Treize ans après son départ de Toulon, Sébastien Fauqué a encore le sourire aux lèvres en parlant du RCT. Passé par La Rochelle, le demi d’ouverture s’est confié avant le choc de ce soir.

- PROPOS RECUEILLIS PAR FLORIAN DALMASSO

Débarqué de Montauban à l’aube de la saison 2008-2009, Sébastien Fauqué est resté un an et demi à Toulon. À l’époque, le RCT vient de remonter en Top 14. Le demi d’ouverture, quant à lui, arrive avec l’étiquette du meilleur réalisateu­r de Pro D2. Treize ans après son départ de la rade, Sébastien Fauqué a aujourd’hui posé ses bagages à Anglet, sur la côte basque, à quelques minutes de Bayonne. À désormais 46 ans, le natif de Tarbes a raccroché les crampons il y a seulement deux ans, après sept saisons passées sous le maillot d’Anglet, chez les amateurs. Il a entre temps ouvert son food truck, Le Fauquet’s. Brillant jusqu’au nom. Avant le choc de ce soir entre Toulon et La Rochelle au Vélodrome, Sébastien Fauqué a accepté de se confier, avec le naturel qui le caractéris­e.

Vous avez quitté Toulon en 2010, arrêté votre carrière pro en 2013… Que devient Sébastien Fauqué, dix ans plus tard ?

Après le rugby, il faut penser à la reconversi­on. Ça fait maintenant cinq ans que j’habite à Anglet, à côté de la cité universita­ire. J’ai monté un food-truck sur le parking. C’est de la restaurati­on rapide. Des burgers, des tacos, des paninis, un peu tout ce qu’aiment les jeunes (rires). Mais je suis en train d’évoluer. Je vais le garder pour des événements extérieurs et ouvrir une salle de restaurati­on de 60 personnes. Mon père est cuisinier. Alors j’ai toujours un peu baigné dedans. En parallèle, je continue d’entraîner les seniors d’Anglet en Nationale 2. On s’est d’ailleurs maintenu au terme d’une belle saison.

Comment s’est faite votre arrivée à Toulon ? À l’époque, vous débarquiez avec l’étiquette d’un joueur confirmé de Pro D2…

J’avais encore deux ans de contrat avec Montauban. Ça faisait six ans que j’y étais, je sentais que ça commençait un peu à s’essouffler quand Mourad Boudjellal a contacté mon agent.
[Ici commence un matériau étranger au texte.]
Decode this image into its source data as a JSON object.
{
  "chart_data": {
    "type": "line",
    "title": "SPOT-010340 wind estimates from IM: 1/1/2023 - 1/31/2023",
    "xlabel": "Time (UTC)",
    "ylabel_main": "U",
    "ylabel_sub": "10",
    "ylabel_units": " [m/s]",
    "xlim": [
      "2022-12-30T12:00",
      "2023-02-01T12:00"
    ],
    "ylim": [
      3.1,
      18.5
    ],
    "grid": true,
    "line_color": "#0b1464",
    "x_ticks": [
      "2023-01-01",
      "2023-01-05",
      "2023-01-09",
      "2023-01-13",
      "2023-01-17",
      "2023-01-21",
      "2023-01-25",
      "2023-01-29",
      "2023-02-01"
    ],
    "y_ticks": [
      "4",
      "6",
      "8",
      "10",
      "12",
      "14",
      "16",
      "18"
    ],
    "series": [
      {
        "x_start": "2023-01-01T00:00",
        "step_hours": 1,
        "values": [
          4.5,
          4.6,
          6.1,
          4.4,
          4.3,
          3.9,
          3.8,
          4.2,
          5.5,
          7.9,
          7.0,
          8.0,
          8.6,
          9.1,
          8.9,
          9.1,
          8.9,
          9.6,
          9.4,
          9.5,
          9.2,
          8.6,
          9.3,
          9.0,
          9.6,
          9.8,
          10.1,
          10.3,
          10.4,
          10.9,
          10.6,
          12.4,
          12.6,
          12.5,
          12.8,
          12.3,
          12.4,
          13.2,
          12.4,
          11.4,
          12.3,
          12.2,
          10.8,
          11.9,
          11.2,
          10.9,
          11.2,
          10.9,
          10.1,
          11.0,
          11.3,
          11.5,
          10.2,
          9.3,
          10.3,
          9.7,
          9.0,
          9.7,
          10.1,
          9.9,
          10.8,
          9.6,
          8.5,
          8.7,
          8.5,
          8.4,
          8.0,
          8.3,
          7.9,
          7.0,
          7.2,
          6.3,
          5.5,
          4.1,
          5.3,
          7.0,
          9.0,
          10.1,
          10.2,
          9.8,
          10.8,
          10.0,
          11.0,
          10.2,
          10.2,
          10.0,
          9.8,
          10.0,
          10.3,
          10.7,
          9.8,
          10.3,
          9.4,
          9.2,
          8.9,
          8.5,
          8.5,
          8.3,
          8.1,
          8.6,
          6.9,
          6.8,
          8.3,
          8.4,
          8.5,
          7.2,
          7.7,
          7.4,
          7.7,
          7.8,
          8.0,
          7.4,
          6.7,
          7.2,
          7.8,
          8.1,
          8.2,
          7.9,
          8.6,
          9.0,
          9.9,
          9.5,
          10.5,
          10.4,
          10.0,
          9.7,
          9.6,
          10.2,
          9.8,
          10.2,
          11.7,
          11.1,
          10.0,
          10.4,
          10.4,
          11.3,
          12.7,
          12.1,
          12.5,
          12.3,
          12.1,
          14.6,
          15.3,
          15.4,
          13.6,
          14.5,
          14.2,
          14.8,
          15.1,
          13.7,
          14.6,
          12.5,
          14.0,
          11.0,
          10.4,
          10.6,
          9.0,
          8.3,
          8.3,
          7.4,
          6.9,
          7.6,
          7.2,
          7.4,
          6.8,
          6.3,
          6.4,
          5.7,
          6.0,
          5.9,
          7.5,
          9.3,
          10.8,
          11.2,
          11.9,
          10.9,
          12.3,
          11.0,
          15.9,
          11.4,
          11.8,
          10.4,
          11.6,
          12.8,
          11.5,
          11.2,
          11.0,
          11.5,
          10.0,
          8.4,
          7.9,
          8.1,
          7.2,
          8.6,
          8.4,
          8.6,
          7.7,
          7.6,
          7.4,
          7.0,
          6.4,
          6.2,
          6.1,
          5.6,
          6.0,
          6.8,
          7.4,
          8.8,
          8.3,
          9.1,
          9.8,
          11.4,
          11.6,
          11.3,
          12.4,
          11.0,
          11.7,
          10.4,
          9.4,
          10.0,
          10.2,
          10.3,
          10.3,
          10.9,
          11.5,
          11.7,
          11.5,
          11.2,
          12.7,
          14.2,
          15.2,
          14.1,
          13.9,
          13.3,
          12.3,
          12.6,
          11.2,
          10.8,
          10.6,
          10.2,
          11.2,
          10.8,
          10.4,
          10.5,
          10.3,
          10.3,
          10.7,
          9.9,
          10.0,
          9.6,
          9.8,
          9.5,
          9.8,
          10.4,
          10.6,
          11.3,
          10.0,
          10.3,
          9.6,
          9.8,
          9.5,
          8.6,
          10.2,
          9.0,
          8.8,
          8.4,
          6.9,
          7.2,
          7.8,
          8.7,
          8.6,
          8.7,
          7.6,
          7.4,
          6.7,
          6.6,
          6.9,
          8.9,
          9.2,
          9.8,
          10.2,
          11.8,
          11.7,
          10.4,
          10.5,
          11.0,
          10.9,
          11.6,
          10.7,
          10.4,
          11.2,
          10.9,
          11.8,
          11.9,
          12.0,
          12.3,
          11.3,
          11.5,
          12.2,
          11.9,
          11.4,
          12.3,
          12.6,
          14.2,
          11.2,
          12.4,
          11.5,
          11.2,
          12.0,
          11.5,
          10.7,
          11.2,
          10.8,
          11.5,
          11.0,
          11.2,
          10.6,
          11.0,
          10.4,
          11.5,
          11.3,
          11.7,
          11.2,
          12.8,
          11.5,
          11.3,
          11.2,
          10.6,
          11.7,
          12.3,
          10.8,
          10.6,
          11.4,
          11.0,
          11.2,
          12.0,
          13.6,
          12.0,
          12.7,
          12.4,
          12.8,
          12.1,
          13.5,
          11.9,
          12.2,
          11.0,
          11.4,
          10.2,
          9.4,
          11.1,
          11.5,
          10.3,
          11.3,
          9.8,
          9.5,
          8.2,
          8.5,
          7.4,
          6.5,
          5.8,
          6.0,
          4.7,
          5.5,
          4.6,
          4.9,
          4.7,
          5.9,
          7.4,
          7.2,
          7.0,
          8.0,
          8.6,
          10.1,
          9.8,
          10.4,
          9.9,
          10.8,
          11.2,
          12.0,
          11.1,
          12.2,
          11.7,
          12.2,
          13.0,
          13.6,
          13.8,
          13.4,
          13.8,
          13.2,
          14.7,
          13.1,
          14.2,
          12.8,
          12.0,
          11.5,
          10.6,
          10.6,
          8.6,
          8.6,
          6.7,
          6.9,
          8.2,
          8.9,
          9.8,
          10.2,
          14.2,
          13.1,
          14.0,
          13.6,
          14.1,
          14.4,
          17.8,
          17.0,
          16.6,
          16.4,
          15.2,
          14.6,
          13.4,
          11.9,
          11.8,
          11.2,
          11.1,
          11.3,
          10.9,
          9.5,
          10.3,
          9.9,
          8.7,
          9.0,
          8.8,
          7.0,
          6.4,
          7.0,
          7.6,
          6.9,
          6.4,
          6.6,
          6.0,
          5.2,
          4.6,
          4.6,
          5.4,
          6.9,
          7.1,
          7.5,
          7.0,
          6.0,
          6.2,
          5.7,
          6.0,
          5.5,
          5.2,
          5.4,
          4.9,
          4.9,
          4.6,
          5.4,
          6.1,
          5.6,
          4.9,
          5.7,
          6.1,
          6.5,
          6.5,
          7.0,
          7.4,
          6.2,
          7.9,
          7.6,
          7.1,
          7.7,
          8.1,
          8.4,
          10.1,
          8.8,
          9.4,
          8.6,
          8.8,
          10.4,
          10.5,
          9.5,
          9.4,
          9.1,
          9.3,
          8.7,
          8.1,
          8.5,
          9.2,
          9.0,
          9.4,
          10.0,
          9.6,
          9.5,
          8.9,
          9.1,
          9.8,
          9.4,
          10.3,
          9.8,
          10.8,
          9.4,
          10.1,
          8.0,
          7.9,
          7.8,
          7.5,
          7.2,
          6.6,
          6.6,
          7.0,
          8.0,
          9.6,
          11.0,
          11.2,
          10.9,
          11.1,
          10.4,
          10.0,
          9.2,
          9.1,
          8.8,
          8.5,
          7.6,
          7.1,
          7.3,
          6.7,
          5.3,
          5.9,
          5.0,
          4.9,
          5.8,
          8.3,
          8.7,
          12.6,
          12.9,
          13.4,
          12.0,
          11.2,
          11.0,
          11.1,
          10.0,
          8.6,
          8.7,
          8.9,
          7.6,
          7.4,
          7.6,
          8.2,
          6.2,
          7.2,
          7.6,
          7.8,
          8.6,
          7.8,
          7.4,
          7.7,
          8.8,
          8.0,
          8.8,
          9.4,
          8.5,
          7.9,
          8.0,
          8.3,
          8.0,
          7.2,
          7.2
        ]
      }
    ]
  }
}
Il cherchait un « 10 » et le challenge m’a intéressé. Toulon a toujours été un club qui m’a attiré. Pour la petite histoire, j’avais déjà été contacté avant d’aller à Montauban mais ça ne s’était pas fait. Là, j’ai finalement franchi le pas !

Et de ce que l’on sait, tout s’est fait très vite…

Mon arrivée s’est faite en une semaine (rires). Ce n’était pas du tout prévu. C’était l’intersaiso­n, j’étais parti en vacances et normalemen­t je devais reprendre

la prépa avec Montauban. En plus, avec ma femme, on allait se marier ! En une semaine, j’ai quitté Montauban, je me suis marié et j’ai rejoint Toulon. Avec une grosse fête le samedi, la même le dimanche et une séance de physique le mardi dans le Var. C’était beaucoup de changement (rires).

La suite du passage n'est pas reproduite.